Further, a court may be activist in the manner in which it approaches lower court decisions. Although more of an issue with state courts, if a supreme court develops a pattern of identifying appellate decisions it does not like, then "depublishing them" to eliminate their presidential value or summarily vacating them without hearing, it's hard not to view the court as activist. But that type of action won't show up in Adler's proposed tally.
What if a case comes before a Court, and the Chief Justice finds that the issues as briefed and argued aren't what he had hoped - so rather than deciding the case he schedules an argument in the next term of court and orders the parties to submit new briefs, raising the issue he hoped to address. Even if the case reaches only one statute or precedent, the manner in which the Court engineers the outcome is reasonably deemed more activist than a reversal without that type of machination. What if the Court chooses to ignore its own rules, and to include in its decision a holding on an issue that was neither argued nor briefed? Is that not more activist than issuing the same decision at a later date, when the issue is properly before the court?
Part of the problem with the concept of "judicial activism" is that the term has no consensus meaning and as used often translates into little more than, "The court issued an opinion with which I disagree". But I think the strongest indicia of activism are obscured by a tally of reversals, and that activism is often better indicated by the manner and extent to which a court manipulates the process in order to create the opportunity to decide certain issues, and the extent to which the court respects the ripple effect its decision may have on society.
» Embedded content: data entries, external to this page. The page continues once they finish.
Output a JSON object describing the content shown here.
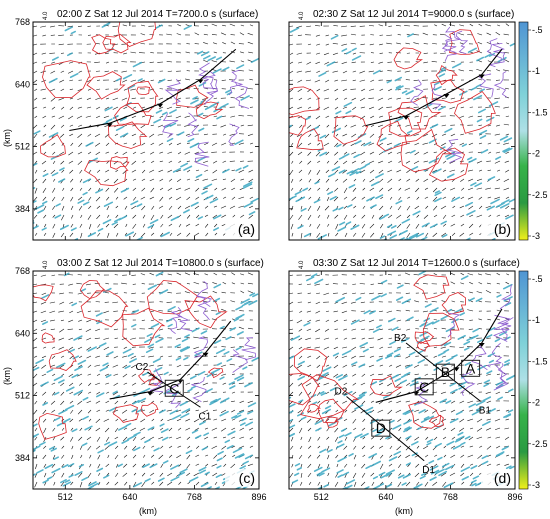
{
  "figure": {
    "units_label": "(km)",
    "colorbar": {
      "ticks": [
        "-.5",
        "-1",
        "-1.5",
        "-2",
        "-2.5",
        "-3"
      ],
      "colors": [
        "#5a9bd5",
        "#7fd1d8",
        "#b8e6ea",
        "#37b34a",
        "#1f8a3c",
        "#f0f01a"
      ]
    },
    "colors": {
      "contour_red": "#d9262b",
      "contour_purple": "#8f5fd0",
      "cyan_wind": "#3aa7c3",
      "vectors": "#111111"
    }
  },
  "chart_data": [
    {
      "type": "vector-field",
      "panel_label": "(a)",
      "title": "02:00 Z Sat 12 Jul 2014 T=7200.0 s (surface)",
      "corner_tag": "4.0",
      "y_ticks": [
        "768",
        "640",
        "512",
        "384"
      ],
      "x_ticks": [],
      "ylim": [
        320,
        768
      ],
      "xlim": [
        448,
        896
      ],
      "front": {
        "points": [
          [
            520,
            545
          ],
          [
            600,
            560
          ],
          [
            700,
            600
          ],
          [
            780,
            650
          ],
          [
            850,
            712
          ]
        ]
      },
      "annotations": []
    },
    {
      "type": "vector-field",
      "panel_label": "(b)",
      "title": "02:30 Z Sat 12 Jul 2014 T=9000.0 s (surface)",
      "corner_tag": "4.0",
      "y_ticks": [],
      "x_ticks": [],
      "ylim": [
        320,
        768
      ],
      "xlim": [
        448,
        896
      ],
      "front": {
        "points": [
          [
            600,
            555
          ],
          [
            680,
            575
          ],
          [
            760,
            620
          ],
          [
            830,
            660
          ],
          [
            870,
            712
          ]
        ]
      },
      "annotations": []
    },
    {
      "type": "vector-field",
      "panel_label": "(c)",
      "title": "03:00 Z Sat 12 Jul 2014 T=10800.0 s (surface)",
      "corner_tag": "4.0",
      "y_ticks": [
        "768",
        "640",
        "512",
        "384"
      ],
      "x_ticks": [
        "512",
        "640",
        "768",
        "896"
      ],
      "ylim": [
        320,
        768
      ],
      "xlim": [
        448,
        896
      ],
      "front": {
        "points": [
          [
            600,
            505
          ],
          [
            680,
            520
          ],
          [
            740,
            545
          ],
          [
            790,
            600
          ],
          [
            840,
            665
          ]
        ]
      },
      "annotations": [
        {
          "kind": "line",
          "from": [
            675,
            560
          ],
          "to": [
            780,
            488
          ],
          "labels": [
            "C2",
            "C1"
          ]
        },
        {
          "kind": "box",
          "label": "C",
          "center": [
            728,
            527
          ]
        }
      ]
    },
    {
      "type": "vector-field",
      "panel_label": "(d)",
      "title": "03:30 Z Sat 12 Jul 2014 T=12600.0 s (surface)",
      "corner_tag": "4.0",
      "y_ticks": [],
      "x_ticks": [
        "512",
        "640",
        "768",
        "896"
      ],
      "ylim": [
        320,
        768
      ],
      "xlim": [
        448,
        896
      ],
      "front": {
        "points": [
          [
            620,
            498
          ],
          [
            700,
            520
          ],
          [
            780,
            570
          ],
          [
            830,
            620
          ],
          [
            870,
            690
          ]
        ]
      },
      "annotations": [
        {
          "kind": "line",
          "from": [
            680,
            620
          ],
          "to": [
            828,
            500
          ],
          "labels": [
            "B2",
            "B1"
          ]
        },
        {
          "kind": "line",
          "from": [
            562,
            510
          ],
          "to": [
            716,
            378
          ],
          "labels": [
            "D2",
            "D1"
          ]
        },
        {
          "kind": "box",
          "label": "A",
          "center": [
            808,
            568
          ]
        },
        {
          "kind": "box",
          "label": "B",
          "center": [
            758,
            560
          ]
        },
        {
          "kind": "box",
          "label": "C",
          "center": [
            716,
            530
          ]
        },
        {
          "kind": "box",
          "label": "D",
          "center": [
            630,
            445
          ]
        }
      ]
    }
  ]
}
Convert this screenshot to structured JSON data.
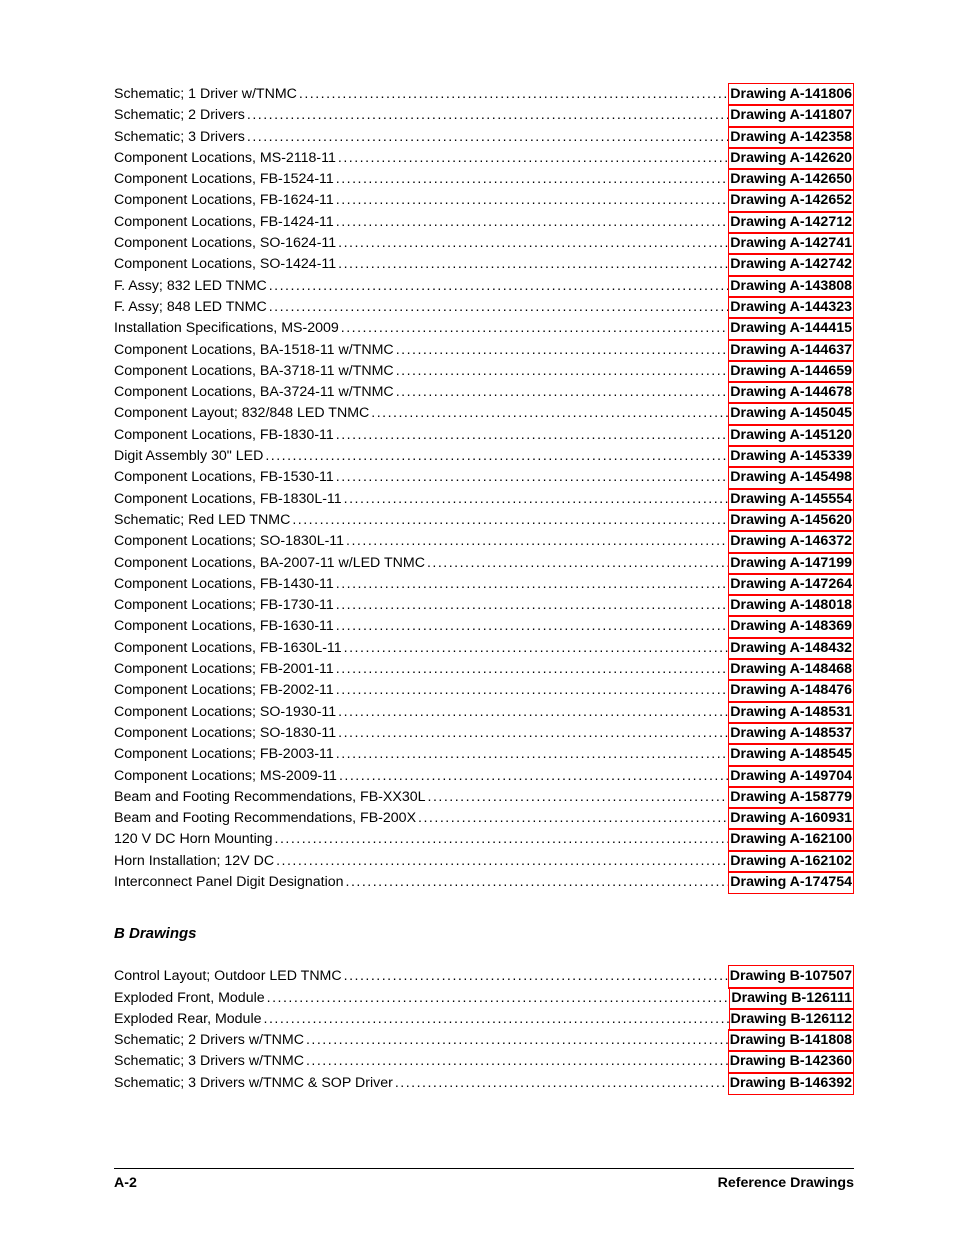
{
  "a_drawings": [
    {
      "title": "Schematic; 1 Driver w/TNMC",
      "ref": "Drawing A-141806"
    },
    {
      "title": "Schematic; 2 Drivers",
      "ref": "Drawing A-141807"
    },
    {
      "title": "Schematic; 3 Drivers",
      "ref": "Drawing A-142358"
    },
    {
      "title": "Component Locations, MS-2118-11",
      "ref": "Drawing A-142620"
    },
    {
      "title": "Component Locations, FB-1524-11",
      "ref": "Drawing A-142650"
    },
    {
      "title": "Component Locations, FB-1624-11",
      "ref": "Drawing A-142652"
    },
    {
      "title": "Component Locations, FB-1424-11",
      "ref": "Drawing A-142712"
    },
    {
      "title": "Component Locations, SO-1624-11",
      "ref": "Drawing A-142741"
    },
    {
      "title": "Component Locations, SO-1424-11",
      "ref": "Drawing A-142742"
    },
    {
      "title": "F. Assy; 832 LED TNMC",
      "ref": "Drawing A-143808"
    },
    {
      "title": "F. Assy; 848 LED TNMC",
      "ref": "Drawing A-144323"
    },
    {
      "title": "Installation Specifications, MS-2009",
      "ref": "Drawing A-144415"
    },
    {
      "title": "Component Locations, BA-1518-11 w/TNMC",
      "ref": "Drawing A-144637"
    },
    {
      "title": "Component Locations, BA-3718-11 w/TNMC",
      "ref": "Drawing A-144659"
    },
    {
      "title": "Component Locations, BA-3724-11 w/TNMC",
      "ref": "Drawing A-144678"
    },
    {
      "title": "Component Layout; 832/848 LED TNMC",
      "ref": "Drawing A-145045"
    },
    {
      "title": "Component Locations, FB-1830-11",
      "ref": "Drawing A-145120"
    },
    {
      "title": "Digit Assembly 30\" LED",
      "ref": "Drawing A-145339"
    },
    {
      "title": "Component Locations, FB-1530-11",
      "ref": "Drawing A-145498"
    },
    {
      "title": "Component Locations, FB-1830L-11",
      "ref": "Drawing A-145554"
    },
    {
      "title": "Schematic; Red LED TNMC",
      "ref": "Drawing A-145620"
    },
    {
      "title": "Component Locations; SO-1830L-11",
      "ref": "Drawing A-146372"
    },
    {
      "title": "Component Locations, BA-2007-11 w/LED TNMC",
      "ref": "Drawing A-147199"
    },
    {
      "title": "Component Locations, FB-1430-11",
      "ref": "Drawing A-147264"
    },
    {
      "title": "Component Locations; FB-1730-11",
      "ref": "Drawing A-148018"
    },
    {
      "title": "Component Locations, FB-1630-11",
      "ref": "Drawing A-148369"
    },
    {
      "title": "Component Locations, FB-1630L-11",
      "ref": "Drawing A-148432"
    },
    {
      "title": "Component Locations; FB-2001-11",
      "ref": "Drawing A-148468"
    },
    {
      "title": "Component Locations; FB-2002-11",
      "ref": "Drawing A-148476"
    },
    {
      "title": "Component Locations; SO-1930-11",
      "ref": "Drawing A-148531"
    },
    {
      "title": "Component Locations; SO-1830-11",
      "ref": "Drawing A-148537"
    },
    {
      "title": "Component Locations; FB-2003-11",
      "ref": "Drawing A-148545"
    },
    {
      "title": "Component Locations; MS-2009-11",
      "ref": "Drawing A-149704"
    },
    {
      "title": "Beam and Footing Recommendations, FB-XX30L",
      "ref": "Drawing A-158779"
    },
    {
      "title": "Beam and Footing Recommendations, FB-200X",
      "ref": "Drawing A-160931"
    },
    {
      "title": "120 V DC Horn Mounting",
      "ref": "Drawing A-162100"
    },
    {
      "title": "Horn Installation; 12V DC",
      "ref": "Drawing A-162102"
    },
    {
      "title": "Interconnect Panel Digit Designation",
      "ref": "Drawing A-174754"
    }
  ],
  "b_heading": "B Drawings",
  "b_drawings": [
    {
      "title": "Control Layout; Outdoor LED TNMC",
      "ref": "Drawing B-107507"
    },
    {
      "title": "Exploded Front, Module",
      "ref": "Drawing B-126111"
    },
    {
      "title": "Exploded Rear, Module",
      "ref": "Drawing B-126112"
    },
    {
      "title": "Schematic; 2 Drivers w/TNMC",
      "ref": "Drawing B-141808"
    },
    {
      "title": "Schematic; 3 Drivers w/TNMC",
      "ref": "Drawing B-142360"
    },
    {
      "title": "Schematic; 3 Drivers w/TNMC & SOP Driver",
      "ref": "Drawing B-146392"
    }
  ],
  "footer": {
    "page": "A-2",
    "section": "Reference Drawings"
  },
  "colors": {
    "text": "#000000",
    "highlight_border": "#ff0000",
    "background": "#ffffff"
  },
  "typography": {
    "body_fontsize": 14.2,
    "heading_fontsize": 15,
    "line_height": 1.5,
    "font_family": "Arial"
  }
}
Let's also not lose sight of the fact that an established precedent like Plessy v. Ferguson can entrench a status quo that is unacceptable. Yes, it's reasonable to be worried that an activist court might reverse precedents that establish or protect rights you hold dear, but Brown stands as an example of where the greater harm would result from allowing the precedent to stand, and how over time a once controversial decision can be accepted as the way things should be.